I was a sophomore in high school when I first saw a film called Almost Heroes. Starring Chandler from Friends and Tommy Boy, it was the fictional (I think) account of one group's ill-fated attempt to upstage Lewis and Clark and become the first Americans to map the route to the Pacific Ocean. All the ridiculous activity you might expect from Chandler and Tommy Boy ensues. At one point late in the film, the expedition's final remaining canoe takes a disastrous trip through a set of rapids and over a waterfall, destroying the craft and most of the remaining supplies. At this point, a man named Mr. Bidwell - who has to that point been beaten and robbed by the indigenous people, lost an ear to a questionably sane Frenchman, had his leg gnawed off by a bear, and barely hopped free of a burning building before it collapsed - rises to his foot and gives a stirring speech about pressing on because "surely the worst is over."

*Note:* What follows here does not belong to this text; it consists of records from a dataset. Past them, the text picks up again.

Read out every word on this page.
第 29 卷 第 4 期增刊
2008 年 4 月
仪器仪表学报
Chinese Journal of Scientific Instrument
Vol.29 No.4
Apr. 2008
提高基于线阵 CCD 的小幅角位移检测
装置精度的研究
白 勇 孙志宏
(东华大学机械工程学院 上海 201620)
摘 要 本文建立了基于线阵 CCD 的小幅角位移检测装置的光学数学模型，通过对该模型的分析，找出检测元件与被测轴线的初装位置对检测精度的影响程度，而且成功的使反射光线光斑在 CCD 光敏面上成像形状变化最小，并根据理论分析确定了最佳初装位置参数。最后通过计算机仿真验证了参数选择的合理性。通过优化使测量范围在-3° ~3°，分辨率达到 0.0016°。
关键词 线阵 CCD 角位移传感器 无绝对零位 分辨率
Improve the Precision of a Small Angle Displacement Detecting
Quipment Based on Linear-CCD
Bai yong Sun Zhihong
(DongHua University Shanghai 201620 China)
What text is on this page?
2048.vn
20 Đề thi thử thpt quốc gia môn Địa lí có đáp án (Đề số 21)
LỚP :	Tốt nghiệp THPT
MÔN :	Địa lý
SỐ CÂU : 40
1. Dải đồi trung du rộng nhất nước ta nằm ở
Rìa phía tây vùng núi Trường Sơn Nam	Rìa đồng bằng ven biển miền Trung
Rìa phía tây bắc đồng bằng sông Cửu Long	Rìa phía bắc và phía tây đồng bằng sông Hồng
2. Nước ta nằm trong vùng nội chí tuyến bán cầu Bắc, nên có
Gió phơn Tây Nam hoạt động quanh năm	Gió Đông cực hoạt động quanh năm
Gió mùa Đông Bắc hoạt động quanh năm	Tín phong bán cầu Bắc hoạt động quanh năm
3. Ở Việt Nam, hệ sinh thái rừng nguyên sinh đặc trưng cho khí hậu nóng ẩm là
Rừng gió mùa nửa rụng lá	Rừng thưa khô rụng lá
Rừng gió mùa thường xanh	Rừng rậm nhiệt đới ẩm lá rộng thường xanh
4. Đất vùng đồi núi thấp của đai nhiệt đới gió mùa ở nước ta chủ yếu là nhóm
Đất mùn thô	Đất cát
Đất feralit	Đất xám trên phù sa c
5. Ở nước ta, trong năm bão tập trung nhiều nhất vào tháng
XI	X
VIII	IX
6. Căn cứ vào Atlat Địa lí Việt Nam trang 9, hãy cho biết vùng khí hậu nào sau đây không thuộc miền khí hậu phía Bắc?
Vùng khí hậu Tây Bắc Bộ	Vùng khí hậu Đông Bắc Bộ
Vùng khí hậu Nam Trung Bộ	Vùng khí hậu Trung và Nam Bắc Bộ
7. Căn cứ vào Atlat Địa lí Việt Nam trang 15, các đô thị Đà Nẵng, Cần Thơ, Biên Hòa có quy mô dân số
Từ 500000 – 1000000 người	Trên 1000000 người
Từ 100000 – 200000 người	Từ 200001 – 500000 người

While Bidwell is wrapping up his speech, he's shot in the arm by a Spaniard who has been tracking the group. Shrugging off the blow with "Surely now the worst is over," he is promptly shot in the other arm. Only then does the resolute explorer heed his compatriots' admonitions to take cover.
As an Indians fan, I can identify with Bidwell - perhaps more than any of the other great cinematic characters in history. I, too, have been beaten and robbed (of my entire childhood, thanks to bad Cleveland teams). I've had my ear gnawed off by David Justice in '95; it hurt, but it wasn't the worst thing ever. I lost my leg to a bear named Edgar Renteria in '97; that was the worst thing ever. I hopped clear of the burning wreckage of the late '90s and watched the whitewater of the early 2000s sweep away what was left of our supplies.
The 2005 team was the first bullet wound. Just when I was hoping the worst was over, that team managed to avoid the playoffs... somehow. Still, we had a great, young, healthy core brimming with talent and drive. We were cheap and good and had prospects in the minors. Like Bidwell before me, I shrugged and assumed that - surely now - the worst was over.
That's what made the second gunshot wound, the 2007 ALCS, that much more painful. It was destiny. Everyone knew that whoever came out of the AL was going to crush the Rockies. We were up 3-1, we had Fausto and CC, we had Grady and Pronk and Victor. It was a question of when, not if. Except it's never "when" and also never "if" in Cleveland. It's just always never.
Now, like Bidwell, I'm standing on that rocky beach. The wreckage of my first whole hopes has long since washed down the river; it seems almost comical now that I thought they wouldn't. I'm down an ear and a leg and leaning on a crudely fashioned crutch, bleeding from both arms. The Pacific is nowhere in sight, and the Spaniard above me (probably Bud Selig) is reloading his pistol while the people who have accompanied me this far warn me to take cover, because the worst isn't over. Not here. Not in Cleveland.
If you've seen the movie - and I'm sure you have, it practically swept the Academy Awards - you know it ends with Bidwell hopping happily down the shore of the ocean. Without that hope that he was always getting closer to his dream, he never would have made it. As for me, I'm not sure the Pacific is out there.